Jesus’ innocence and righteousness has been a theme of Luke’s from the beginning. More than any other Evangelist, Luke has stressed Jesus’ obedience to, and righteousness before, the law. So Mary and Joseph name their child in accordance with the law and have him brought to the Temple for purification according to the law. Similarly, Jesus again and again honors the law and, indeed, fulfills not only the letter but also the spirit of the law. Finally, no just charge can be brought against him. Pilate himself declares him innocent.
And now, at the very end, one who was directly responsible for putting Jesus to death again confirms – actually declares – Jesus’ innocence.
We have no way of knowing what moved this professional killer to offer this testimony. We know nothing about his background, his experience, what he may or may not have heard about Jesus prior to this encounter. And we have no details beyond those Luke supplies to imagine what prompts this confession. We only know that at the sight of Jesus commending his life to into his Father’s hands, the centurion praises God and joins the chorus of others in declaring Jesus’ righteousness and innocence.
Which should, I think, tell us something. For here is one who is a part of the established order and rule of the world who, in confessing Jesus’ innocence, also confesses the corruption and brokenness of the order he serves. For if an innocent man is sentenced to death, then the system that sentenced him cannot be innocent.
Which is, perhaps, part of the meaning, or at least the outcome, of Jesus’ death. He does not die to appease God’s wrath or make God loving – as if God is the object of his death. Rather, he dies to betray the lie of the world order we have grasped so firmly. We, that is, are the object of his death.
He dies, in other words, to show us that the life we have been offered by the world is a fraud, that the life to which we cling is counterfeit. He dies, and in dying an innocent man he declares not just his opponents, accusers, or even executioners guilty, but the whole order that support them. He dies that we might know that we, and all this world, fall short of God’s glory and are in sore need of redemption.
He dies, finally, because death is the only way to bring this fallen creation to a close so that God might create something new from the old and bring life even to those who are dying. He dies, and with him dies any hope that we can save ourselves. So that now, at this point in the story – the grand story not just of the gospel but of all of human history – at this point in the story we are all in it together, all dead, all desperately awaiting resurrection.
Prayer: Dear God, you sent Jesus that we might know, first, that apart from you we have no hope and, second, that in Jesus’ death and resurrection you have created new life, new creation, and new hope for all. In Jesus’ name, Amen.
David, your posts are a daily blessing. Thank you!

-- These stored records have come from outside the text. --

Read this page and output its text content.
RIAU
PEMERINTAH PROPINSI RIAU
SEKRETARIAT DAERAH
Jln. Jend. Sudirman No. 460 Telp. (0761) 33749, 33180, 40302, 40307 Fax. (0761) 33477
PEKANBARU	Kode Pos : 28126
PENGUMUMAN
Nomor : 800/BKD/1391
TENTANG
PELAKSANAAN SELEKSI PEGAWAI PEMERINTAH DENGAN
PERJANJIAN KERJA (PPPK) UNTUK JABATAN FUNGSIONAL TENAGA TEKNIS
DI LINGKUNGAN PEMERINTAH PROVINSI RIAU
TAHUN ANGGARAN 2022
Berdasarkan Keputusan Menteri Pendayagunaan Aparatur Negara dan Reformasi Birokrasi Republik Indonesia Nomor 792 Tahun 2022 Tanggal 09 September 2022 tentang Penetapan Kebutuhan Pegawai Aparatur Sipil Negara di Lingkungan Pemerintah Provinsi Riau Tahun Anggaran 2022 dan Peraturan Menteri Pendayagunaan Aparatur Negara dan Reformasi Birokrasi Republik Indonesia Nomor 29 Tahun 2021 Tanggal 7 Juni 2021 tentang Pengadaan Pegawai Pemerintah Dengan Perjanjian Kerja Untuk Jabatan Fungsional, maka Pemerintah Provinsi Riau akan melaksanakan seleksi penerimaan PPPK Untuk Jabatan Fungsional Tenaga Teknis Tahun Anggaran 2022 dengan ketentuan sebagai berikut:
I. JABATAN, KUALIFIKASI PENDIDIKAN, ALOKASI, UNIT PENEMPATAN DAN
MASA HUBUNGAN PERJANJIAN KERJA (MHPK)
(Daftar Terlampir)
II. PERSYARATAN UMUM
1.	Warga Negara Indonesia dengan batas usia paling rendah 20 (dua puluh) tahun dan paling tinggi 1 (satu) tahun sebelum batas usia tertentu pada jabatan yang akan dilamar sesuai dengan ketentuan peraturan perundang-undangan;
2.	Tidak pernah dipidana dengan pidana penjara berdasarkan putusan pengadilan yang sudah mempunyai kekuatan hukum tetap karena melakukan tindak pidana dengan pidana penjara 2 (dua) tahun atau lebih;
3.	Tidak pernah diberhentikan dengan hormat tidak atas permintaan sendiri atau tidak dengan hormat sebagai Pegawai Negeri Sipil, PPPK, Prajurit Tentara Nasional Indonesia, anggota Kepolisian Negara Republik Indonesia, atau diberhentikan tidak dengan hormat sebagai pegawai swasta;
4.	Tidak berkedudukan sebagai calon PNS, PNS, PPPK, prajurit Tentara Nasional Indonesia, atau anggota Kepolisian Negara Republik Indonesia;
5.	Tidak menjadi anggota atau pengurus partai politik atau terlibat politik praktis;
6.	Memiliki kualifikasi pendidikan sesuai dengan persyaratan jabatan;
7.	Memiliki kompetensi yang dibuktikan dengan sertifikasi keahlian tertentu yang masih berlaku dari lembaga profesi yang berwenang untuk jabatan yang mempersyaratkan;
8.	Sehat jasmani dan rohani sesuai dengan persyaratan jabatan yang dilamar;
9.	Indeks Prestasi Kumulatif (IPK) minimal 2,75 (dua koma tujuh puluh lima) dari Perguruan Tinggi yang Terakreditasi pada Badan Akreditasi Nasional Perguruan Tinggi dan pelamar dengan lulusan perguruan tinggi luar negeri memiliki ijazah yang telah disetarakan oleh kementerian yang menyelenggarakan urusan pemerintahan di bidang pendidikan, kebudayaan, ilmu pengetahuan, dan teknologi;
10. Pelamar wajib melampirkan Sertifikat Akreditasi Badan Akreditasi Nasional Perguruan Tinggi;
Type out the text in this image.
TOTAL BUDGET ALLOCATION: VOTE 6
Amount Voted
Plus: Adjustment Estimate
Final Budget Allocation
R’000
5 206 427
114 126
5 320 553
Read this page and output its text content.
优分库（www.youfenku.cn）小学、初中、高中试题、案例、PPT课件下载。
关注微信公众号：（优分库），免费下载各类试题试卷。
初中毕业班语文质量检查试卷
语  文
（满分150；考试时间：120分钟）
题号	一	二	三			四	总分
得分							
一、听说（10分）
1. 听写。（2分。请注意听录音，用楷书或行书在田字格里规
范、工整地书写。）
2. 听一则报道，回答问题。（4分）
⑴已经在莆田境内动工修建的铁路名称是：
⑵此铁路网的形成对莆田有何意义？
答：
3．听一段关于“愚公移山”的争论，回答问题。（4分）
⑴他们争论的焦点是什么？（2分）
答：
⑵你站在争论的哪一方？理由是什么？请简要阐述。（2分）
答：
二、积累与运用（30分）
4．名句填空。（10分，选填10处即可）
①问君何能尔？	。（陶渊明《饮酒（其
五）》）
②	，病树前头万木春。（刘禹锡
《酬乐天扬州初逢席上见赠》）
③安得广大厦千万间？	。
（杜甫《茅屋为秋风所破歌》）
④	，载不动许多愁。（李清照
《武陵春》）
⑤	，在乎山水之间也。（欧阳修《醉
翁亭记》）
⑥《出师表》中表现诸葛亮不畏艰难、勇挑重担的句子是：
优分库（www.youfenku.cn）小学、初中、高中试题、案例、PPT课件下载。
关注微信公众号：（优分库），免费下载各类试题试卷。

They also make me think. you wrote: “at this point in the story we are all in it together, all dead, all desperately awaiting resurrection.” I wonder about that last bit (“awaiting resurrection”). Although we who have heard and read the Passion story so many times know what will happen on Easter Sunday, would any of those present under that cross have had any inkling of a resurrection? The people under the cross are dead indeed, as you say, but I feel that this is a death unrelieved by any hope, total.
And isn’t that the point of Holy Saturday? We live through times when things fall apart, we have no hope, and we forget that Jesus has been there and is there for us.
Peace, Peter
That’s a great observation, Peter.
I wonder if we can be waiting for resurrection even when we don’t know it or wouldn’t call it that. Like when we feel we just can’t go on – probably the Saturday experience you describe – and long for something, maybe anything, else.
So, I think you’re right – I don’t think the characters were waiting for resurrection in a conscious or intentional sense, but that they definitely needed resurrection, which might have been a better way of putting it.
Thanks for your comment and conversation!
Thank you for this DJL,
We sing in a hymn something about how Jesus died to satisfy God’s wrath and that idea always freaks me out. For many years I had no grasp of God’s love except through Jesus as our defender, sacrifice, and ransom, His death necessary to appease God’s wrath – and here your post says that Jesus ‘did not die to satisfy God’s wrath or make God loving’ – more on this please – thanks.